They were just flying home.
Half a world away, they faced almost a full day in the air – from Tehran to Kyiv, Kyiv to Toronto, then on to London, Ont.
Instead, Western graduate students Ghazal Nourian, Hadis Hayatdavoudi, Milad Nahavandi and Sajedeh Saraeian, as well as Saraeian’s husband Mohammad Javad Mianji, lost their lives along with 171 others when Ukraine International Airlines Flight 752 was shot down just minutes after takeoff from Iran.
Western would later grant posthumous doctorates to all four Engineering and Science students and establish a graduate scholarship in their memory through donations.

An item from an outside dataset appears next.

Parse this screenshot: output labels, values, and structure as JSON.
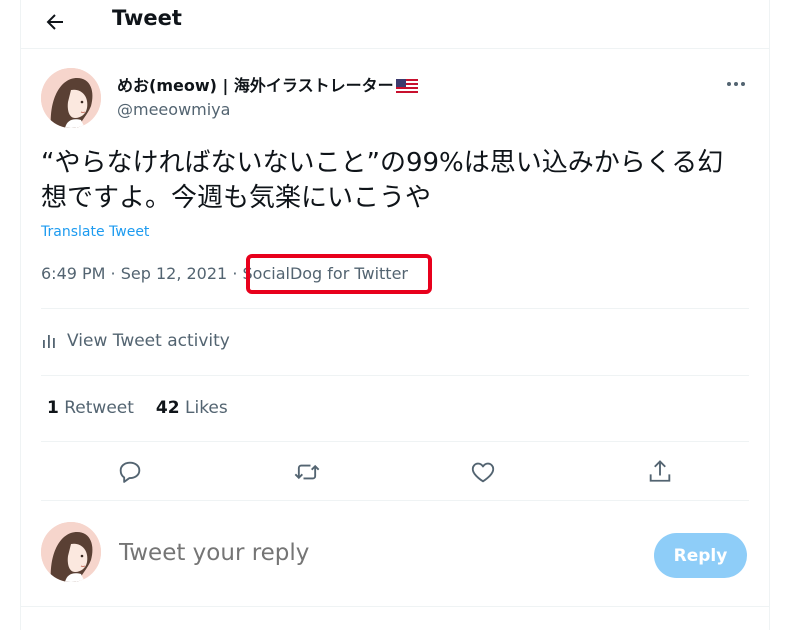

They were more than names, more than students, researchers and friends – and Western was a focal point where the broader community could remember their lives and grieve their loss.
Through snapshots, music, poetry and stories they mourned what one friend called the loss of “a thousand hopes and glittering days.”
Hundreds signed books of condolence at tables where candles flickered on the students’ portraits during a vigil that took place the night of the crash.
After a memorial service at Alumni Hall a few days later, one Iranian-Canadian Londoner, through tears, proffered a plate of funeral halva and dates to strangers seated near him.
A gift of strength during mourning, he said, and a thank-you for remembering his people.
A memorial service at Western honoured the lives of students Ghazal Nourian, Hadis Hayatdavoudi, Milad Nahavandi and Sajedeh Saraiean.